Und im Hinausgehen aus dieser Welt nimmt M. angesichts der eigenen Trauerfeier kein Blatt vor den Mund: „Den anderen 5 Kindern meiner Eltern und deren Partnern und Nachkommen verbiete ich die Teilnahme an dieser Feier. Ihr seid alle ausgeladen!“, verfügt er. Mit der Anzeige wurde die Nachwelt auf Hubert M. aufmerksam.

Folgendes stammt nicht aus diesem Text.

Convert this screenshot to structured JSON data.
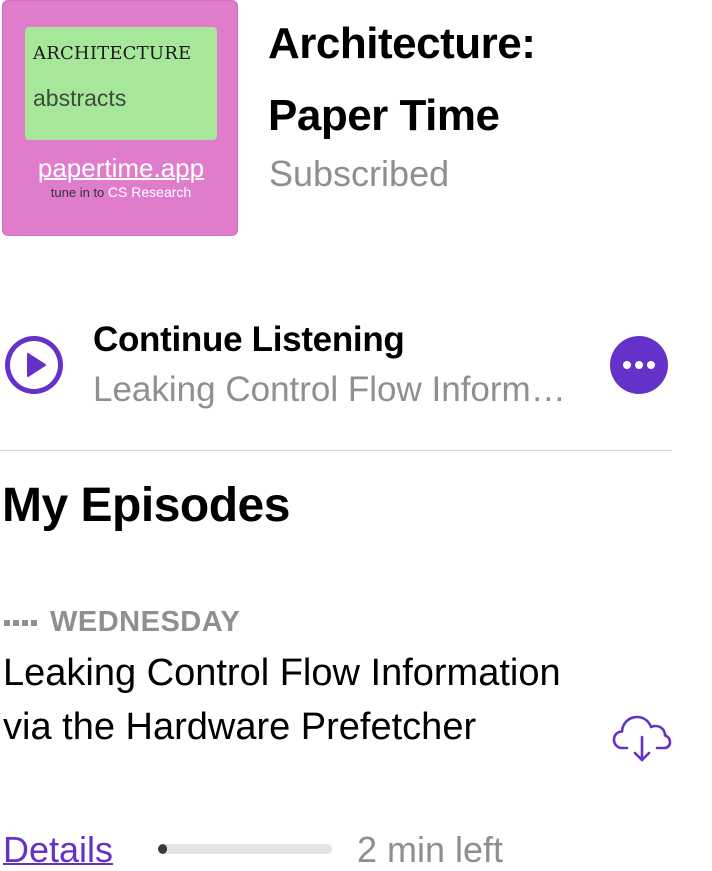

„Offenheit und Ehrlichkeit waren mir immer sehr wichtig. Manchem habe ich damit wehgetan - und das war gut so“, schreibt M. in seiner Anzeige. „Ich weiß nicht, ob das Ehrlichkeit ist“, sagt dazu der Psychologe Jorgos Canacakis, Trauerexperte und Verfasser zahlreicher Bücher über das Trauern. „Es hat vermutlich mehr mit seiner Persönlichkeit zu tun. Er will gehört, gesehen und verstanden werden.“

Am Ende Ordnung schaffen

Es sei nicht unüblich, dass Menschen am Ende eines Lebens „noch einmal Ordnung schaffen“ wollten, sagt der Trauerforscher. Meist geschehe dies aber in Form von Briefen. So wie M. in seiner Anzeige sei „schon besonders“. Sein Ziel sei vermutlich, Aufmerksamkeit zu erregen. „Er will nicht unglamourös sterben“, mutmaßt Canacakis über den Verblichenen.

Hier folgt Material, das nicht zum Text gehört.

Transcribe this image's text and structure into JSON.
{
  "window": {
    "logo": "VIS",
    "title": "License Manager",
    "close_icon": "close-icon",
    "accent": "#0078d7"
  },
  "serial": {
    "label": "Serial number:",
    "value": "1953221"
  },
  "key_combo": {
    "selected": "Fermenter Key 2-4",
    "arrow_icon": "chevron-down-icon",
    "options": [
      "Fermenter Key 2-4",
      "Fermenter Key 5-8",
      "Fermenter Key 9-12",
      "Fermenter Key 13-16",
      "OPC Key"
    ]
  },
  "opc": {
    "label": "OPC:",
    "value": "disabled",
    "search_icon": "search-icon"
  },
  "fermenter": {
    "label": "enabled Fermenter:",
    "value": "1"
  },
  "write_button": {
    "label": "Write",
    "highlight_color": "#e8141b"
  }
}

M. lässt die Nachwelt auch daran teilhaben, dass er „ein gutes Leben“ hatte, „das aber auch von vielen Krankheiten überschattet war. Die letzte war leider unbesiegbar.“ Er schreibt über seine „wunderbare Frau“, „einen guten Sohn“ und „zwei tolle Enkelkinder“.

Dann gibt er wieder klare Anweisungen zu seiner „Verabschiedungsfeier“ an diesem Samstag (2. Juli) in Losheim-Britten im Saarland: Da er überzeugter Atheist sei, sollte auf „Trauerkleidung, Kreuze oder sonstige offene oder versteckte religiöse Symbole“ verzichtet werden.

Eher unüblich

Dass Menschen sich in ihren eigenen Traueranzeigen selbst an Hinterbliebene wenden, ist eher selten. „Wir hatten das in 16 Jahren vielleicht zwei Mal“, sagt Martina Schmidt vom Trierer Bestattungshaus Martin Loch. Die Texte seien nicht so umfassend gewesen: „Sie haben sich zum Beispiel bei Krankheit für den Beistand bedankt.“ Die Anzeige Martinis finde sie persönlich „nicht in Ordnung“: „Er wollte eine Abrechnung. Und die Angehörigen müssen jetzt damit leben.“

In einer Sammlung der Autoren Matthias Nöllke und Christian Sprang („Ich mach mich vom Acker“) finden sich vor allem weniger kontroverse Texte. „Ich bin tot“ oder „Ich bin umgezogen“ oder „Hiermit verabschiede ich mich...“ wird da formuliert. Oder etwas poetischer ein Schwimmmeister mit seinem täglichen Satz „Liebe Leute, Schluss für heute“. (dpa)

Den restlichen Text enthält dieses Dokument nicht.